Michelle Channels of the Office of Legislative Council said the attorney general’s office recommended the fix. "The AG's office brought up the... issue of, well, what if there's a change order?" she said, explaining the amendment would treat a change order as a contract for purposes of proving intent at the time the new or altered agreement was entered.
Channels said the bill as drafted already applies at two monetary thresholds — $1,000 for a single owner contract and $2,500 aggregated across multiple clients — and she proposed mirroring the new wording in both places so the change-order language applies consistently. "You'd be striking out... contracts or agreements and then putting in contracts, agreements, or change orders," she said.
Committee members pressed several practical questions, including whether change orders are technically contracts and whether aligning the two threshold references is appropriate.

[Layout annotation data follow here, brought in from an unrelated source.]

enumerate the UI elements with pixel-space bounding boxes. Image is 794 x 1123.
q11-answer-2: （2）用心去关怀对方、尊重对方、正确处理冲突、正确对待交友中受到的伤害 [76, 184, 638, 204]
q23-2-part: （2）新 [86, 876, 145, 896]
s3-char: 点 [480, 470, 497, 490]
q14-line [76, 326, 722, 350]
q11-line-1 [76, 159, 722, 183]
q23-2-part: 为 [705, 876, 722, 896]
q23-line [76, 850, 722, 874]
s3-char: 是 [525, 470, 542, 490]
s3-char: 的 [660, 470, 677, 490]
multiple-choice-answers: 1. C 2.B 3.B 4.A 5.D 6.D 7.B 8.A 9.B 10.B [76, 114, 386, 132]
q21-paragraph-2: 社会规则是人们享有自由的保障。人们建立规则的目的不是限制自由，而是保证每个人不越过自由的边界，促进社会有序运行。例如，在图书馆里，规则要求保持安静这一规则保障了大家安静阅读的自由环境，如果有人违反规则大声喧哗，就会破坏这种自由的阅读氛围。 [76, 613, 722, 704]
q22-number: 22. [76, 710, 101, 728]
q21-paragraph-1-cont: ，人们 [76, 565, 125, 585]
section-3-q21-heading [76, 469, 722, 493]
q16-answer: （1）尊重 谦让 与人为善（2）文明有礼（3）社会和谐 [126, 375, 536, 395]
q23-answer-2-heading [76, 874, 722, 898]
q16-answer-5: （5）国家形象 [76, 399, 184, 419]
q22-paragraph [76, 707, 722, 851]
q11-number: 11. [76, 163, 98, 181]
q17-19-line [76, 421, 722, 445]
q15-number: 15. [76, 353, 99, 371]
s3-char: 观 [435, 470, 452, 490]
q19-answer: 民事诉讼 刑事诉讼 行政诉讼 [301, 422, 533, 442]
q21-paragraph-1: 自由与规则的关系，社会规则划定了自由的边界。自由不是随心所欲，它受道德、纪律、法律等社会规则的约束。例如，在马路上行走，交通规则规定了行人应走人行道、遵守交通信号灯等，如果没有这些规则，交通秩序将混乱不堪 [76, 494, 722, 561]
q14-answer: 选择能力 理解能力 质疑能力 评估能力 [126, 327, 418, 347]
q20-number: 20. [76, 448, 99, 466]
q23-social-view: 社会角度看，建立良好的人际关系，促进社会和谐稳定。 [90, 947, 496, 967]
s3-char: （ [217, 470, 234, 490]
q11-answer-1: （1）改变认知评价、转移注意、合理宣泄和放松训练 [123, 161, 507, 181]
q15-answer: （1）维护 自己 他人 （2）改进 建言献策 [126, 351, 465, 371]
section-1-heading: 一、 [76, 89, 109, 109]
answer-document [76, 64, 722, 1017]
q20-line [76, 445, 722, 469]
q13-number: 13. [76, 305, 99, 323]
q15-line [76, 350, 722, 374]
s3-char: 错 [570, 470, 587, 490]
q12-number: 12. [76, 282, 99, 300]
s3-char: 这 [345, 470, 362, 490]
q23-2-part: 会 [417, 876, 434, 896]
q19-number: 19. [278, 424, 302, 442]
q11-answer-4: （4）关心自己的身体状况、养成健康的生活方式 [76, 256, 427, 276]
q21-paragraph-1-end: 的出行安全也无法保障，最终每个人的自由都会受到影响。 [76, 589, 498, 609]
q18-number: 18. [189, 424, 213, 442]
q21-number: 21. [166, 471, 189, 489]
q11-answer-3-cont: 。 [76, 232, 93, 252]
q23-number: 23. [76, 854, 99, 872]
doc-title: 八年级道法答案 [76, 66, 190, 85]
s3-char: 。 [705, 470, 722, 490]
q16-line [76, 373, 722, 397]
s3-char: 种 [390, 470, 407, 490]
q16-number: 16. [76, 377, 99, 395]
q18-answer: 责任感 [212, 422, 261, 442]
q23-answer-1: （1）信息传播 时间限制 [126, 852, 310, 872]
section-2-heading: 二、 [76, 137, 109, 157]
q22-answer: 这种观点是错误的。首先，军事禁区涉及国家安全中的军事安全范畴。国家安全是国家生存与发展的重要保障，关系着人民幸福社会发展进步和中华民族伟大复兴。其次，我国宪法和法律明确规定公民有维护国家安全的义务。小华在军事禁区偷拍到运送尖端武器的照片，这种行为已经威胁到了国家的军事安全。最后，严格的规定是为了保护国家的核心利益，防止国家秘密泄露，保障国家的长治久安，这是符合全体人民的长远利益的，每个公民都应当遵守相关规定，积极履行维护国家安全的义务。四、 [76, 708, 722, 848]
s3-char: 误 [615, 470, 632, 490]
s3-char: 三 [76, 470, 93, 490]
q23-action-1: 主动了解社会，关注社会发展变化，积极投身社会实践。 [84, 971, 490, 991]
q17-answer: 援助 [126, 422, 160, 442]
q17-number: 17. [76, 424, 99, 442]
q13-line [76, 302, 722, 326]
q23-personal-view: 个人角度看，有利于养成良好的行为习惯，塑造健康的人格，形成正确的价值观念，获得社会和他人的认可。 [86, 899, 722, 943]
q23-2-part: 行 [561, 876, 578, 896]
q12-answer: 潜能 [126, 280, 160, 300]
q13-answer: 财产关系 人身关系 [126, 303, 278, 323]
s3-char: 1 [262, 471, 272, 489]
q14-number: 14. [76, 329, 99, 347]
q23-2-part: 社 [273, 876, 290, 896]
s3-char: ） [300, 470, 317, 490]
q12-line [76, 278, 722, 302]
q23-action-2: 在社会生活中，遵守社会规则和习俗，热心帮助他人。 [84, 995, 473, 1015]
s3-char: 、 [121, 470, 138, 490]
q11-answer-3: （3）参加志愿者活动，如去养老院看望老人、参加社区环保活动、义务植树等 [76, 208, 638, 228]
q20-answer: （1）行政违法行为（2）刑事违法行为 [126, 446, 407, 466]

Channels confirmed a change order would be treated as a contract and offered to circulate revised amendment language to committee staff (Emery) for a later vote.
Members also discussed enforcement logistics: Channels noted that such complaints typically go first to county state's attorneys and that the attorney general’s criminal division prosecutes selectively. The committee did not vote on the amendment and asked Channels to revise the aggregate-language wording and circulate the amendment for consideration when more members are present.
What happens next: Channels will edit the draft to align the aggregate threshold language, send the amendment to staff, and the committee will reconvene to consider the amendment when additional senators (including Senator Mattis) are present. No formal vote was recorded at the Feb. 12 meeting.